UPDATED 17:01 EDT / SEPTEMBER 25 2015

NEWS

“Minecraft was my quest really for the last year and a half,” says Oculus CTO John Carmack | #OC2

One of the biggest pieces of news to come out of the Oculus Connect 2 event in California this week was the announcement that Minecraft would officially be coming to Oculus Rift when it launches, and Oculus CTO John Carmack admitted on stage afterward that he had a difficult time waiting until the announcement to talk about it.

Minecraft was my quest really for the last year and a half,” Carmack said during his keynote. “Really before [Samsung] Gear VR even existed, Minecraft was something I was desperate to get into virtual reality because I thought it would be critically important.”

Carmack explained that he had been working with Minecraft in virtual reality before an official agreement to release the game on Oculus even existed, saying that the gameplay and code structure of Minecraft made it a good proof of concept to test out Oculus hardware and software.

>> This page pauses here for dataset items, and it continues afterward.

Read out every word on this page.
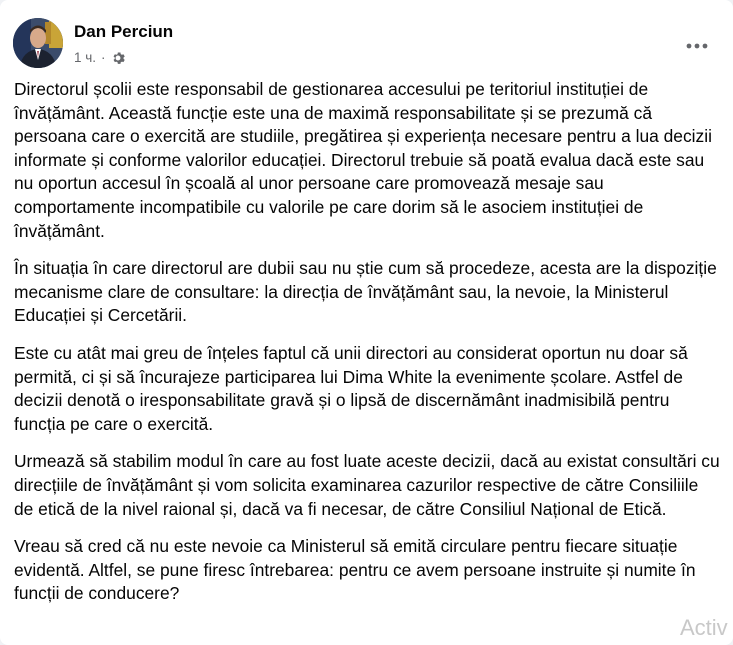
Dan Perciun
1 ч. ·

Directorul școlii este responsabil de gestionarea accesului pe teritoriul instituției de învățământ. Această funcție este una de maximă responsabilitate și se prezumă că persoana care o exercită are studiile, pregătirea și experiența necesare pentru a lua decizii informate și conforme valorilor educației. Directorul trebuie să poată evalua dacă este sau nu oportun accesul în școală al unor persoane care promovează mesaje sau comportamente incompatibile cu valorile pe care dorim să le asociem instituției de învățământ.

În situația în care directorul are dubii sau nu știe cum să procedeze, acesta are la dispoziție mecanisme clare de consultare: la direcția de învățământ sau, la nevoie, la Ministerul Educației și Cercetării.

Este cu atât mai greu de înțeles faptul că unii directori au considerat oportun nu doar să permită, ci și să încurajeze participarea lui Dima White la evenimente școlare. Astfel de decizii denotă o iresponsabilitate gravă și o lipsă de discernământ inadmisibilă pentru funcția pe care o exercită.

Urmează să stabilim modul în care au fost luate aceste decizii, dacă au existat consultări cu direcțiile de învățământ și vom solicita examinarea cazurilor respective de către Consiliile de etică de la nivel raional și, dacă va fi necesar, de către Consiliul Național de Etică.

Vreau să cred că nu este nevoie ca Ministerul să emită circulare pentru fiecare situație evidentă. Altfel, se pune firesc întrebarea: pentru ce avem persoane instruite și numite în funcții de conducere?

Activ
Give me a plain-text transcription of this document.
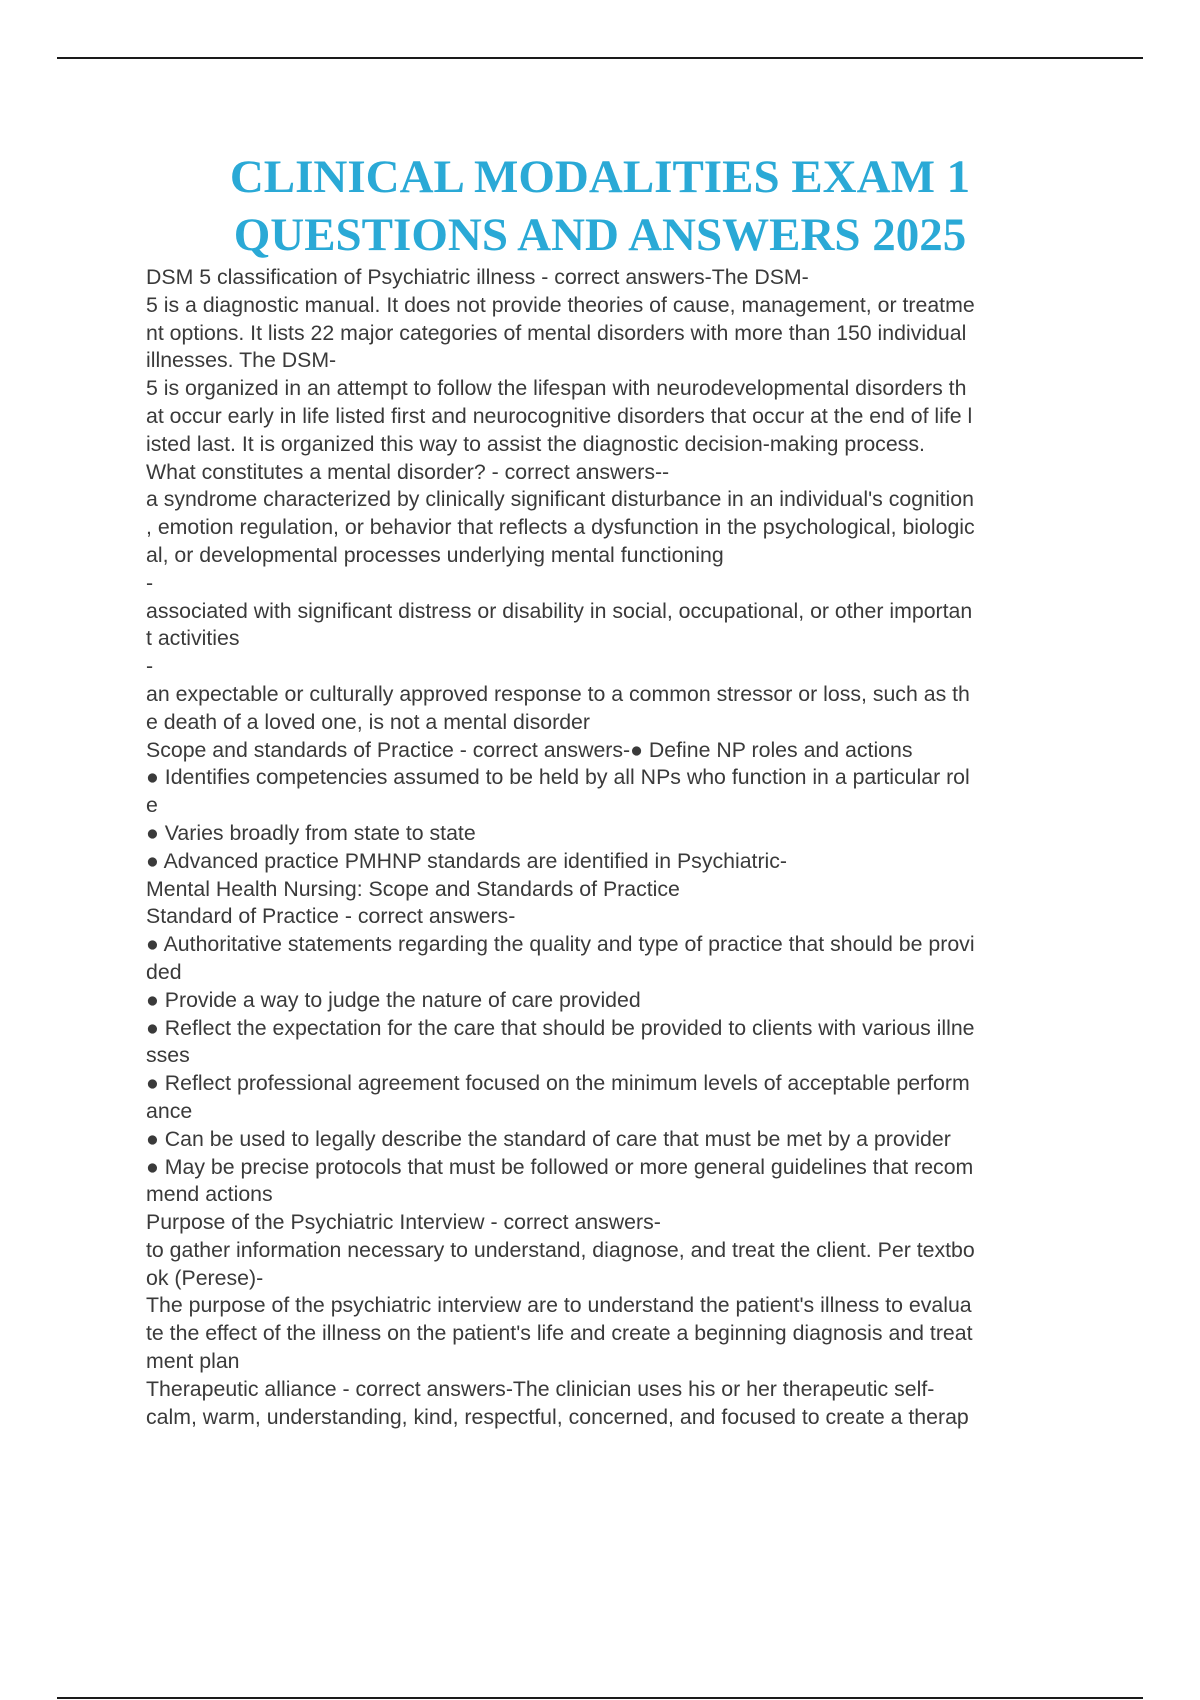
CLINICAL MODALITIES EXAM 1
QUESTIONS AND ANSWERS 2025
DSM 5 classification of Psychiatric illness - correct answers-The DSM-
5 is a diagnostic manual. It does not provide theories of cause, management, or treatme
nt options. It lists 22 major categories of mental disorders with more than 150 individual
illnesses. The DSM-
5 is organized in an attempt to follow the lifespan with neurodevelopmental disorders th
at occur early in life listed first and neurocognitive disorders that occur at the end of life l
isted last. It is organized this way to assist the diagnostic decision-making process.
What constitutes a mental disorder? - correct answers--
a syndrome characterized by clinically significant disturbance in an individual's cognition
, emotion regulation, or behavior that reflects a dysfunction in the psychological, biologic
al, or developmental processes underlying mental functioning
-
associated with significant distress or disability in social, occupational, or other importan
t activities
-
an expectable or culturally approved response to a common stressor or loss, such as th
e death of a loved one, is not a mental disorder
Scope and standards of Practice - correct answers-● Define NP roles and actions
● Identifies competencies assumed to be held by all NPs who function in a particular rol
e
● Varies broadly from state to state
● Advanced practice PMHNP standards are identified in Psychiatric-
Mental Health Nursing: Scope and Standards of Practice
Standard of Practice - correct answers-
● Authoritative statements regarding the quality and type of practice that should be provi
ded
● Provide a way to judge the nature of care provided
● Reflect the expectation for the care that should be provided to clients with various illne
sses
● Reflect professional agreement focused on the minimum levels of acceptable perform
ance
● Can be used to legally describe the standard of care that must be met by a provider
● May be precise protocols that must be followed or more general guidelines that recom
mend actions
Purpose of the Psychiatric Interview - correct answers-
to gather information necessary to understand, diagnose, and treat the client. Per textbo
ok (Perese)-
The purpose of the psychiatric interview are to understand the patient's illness to evalua
te the effect of the illness on the patient's life and create a beginning diagnosis and treat
ment plan
Therapeutic alliance - correct answers-The clinician uses his or her therapeutic self-
calm, warm, understanding, kind, respectful, concerned, and focused to create a therap
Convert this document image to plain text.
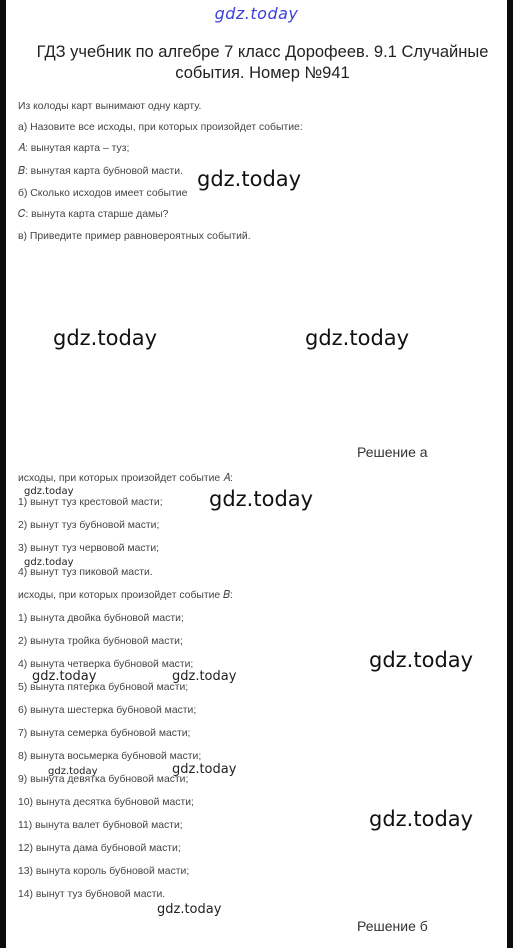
gdz.today
ГДЗ учебник по алгебре 7 класс Дорофеев. 9.1 Случайные события. Номер №941

Из колоды карт вынимают одну карту.

а) Назовите все исходы, при которых произойдет событие:

𝐴: вынутая карта – туз;

𝐵: вынутая карта бубновой масти.

б) Сколько исходов имеет событие

𝐶: вынута карта старше дамы?

в) Приведите пример равновероятных событий.

gdz.today
gdz.today	gdz.today
gdz.today
gdz.today
gdz.today
gdz.today
gdz.today
gdz.today	gdz.today
gdz.today	gdz.today
gdz.today
Решение а

исходы, при которых произойдет событие 𝐴:

1) вынут туз крестовой масти;

2) вынут туз бубновой масти;

3) вынут туз червовой масти;

4) вынут туз пиковой масти.

исходы, при которых произойдет событие 𝐵:

1) вынута двойка бубновой масти;

2) вынута тройка бубновой масти;

4) вынута четверка бубновой масти;

5) вынута пятерка бубновой масти;

6) вынута шестерка бубновой масти;

7) вынута семерка бубновой масти;

8) вынута восьмерка бубновой масти;

9) вынута девятка бубновой масти;

10) вынута десятка бубновой масти;

11) вынута валет бубновой масти;

12) вынута дама бубновой масти;

13) вынута король бубновой масти;

14) вынут туз бубновой масти.

Решение б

He also noted that first-person games like Minecraft are automatically more immersive experiences than something played on a tabletop, perhaps a subtle dig at Microsoft’s HoloLens Minecraft demonstration.

“One of the core lessons from first-person games all the way back to Wolfenstein was that taking a game that you look at and you look at the small characters down there, it becomes so much more powerful when you are inside it and they’re happening at your scale,” Carmack said. Carmack is one of the co-founders of Id Software and was the lead programmer on early first-person games like Wolfenstein 3D, Doom, and Quake. “I always said that Wolfenstein 3D was basically just Gauntlet with a new perspective.”

“I have memories of being in [Minecraft in VR], and that’s noteworthy,” he added. “I mean, everybody has memories of playing games, but I have memories of actually being inside there, about coming up to a shoreline or being lost deep underground, running low on supplies … As far as my brain is concerned, that’s something that happened to me and I was there.”

Carmack admitted that while he believes gaming will eventually represent less than half of the virtual reality market once it is mature, he recognizes that “it’s clearly kind of the leading, sharp end of the spear right now that’s getting people excited and enthusiastic about [virtual reality].”

You can watch all of the keynote talks from Oculus Connect 2 on the company’s official Twitch page. Carmack’s talk begins at roughly 3:31:00 on the video, but Oculus Chief Scientist Michael Abrash’s talk is also worth watching, which begins at roughly 1:35:30.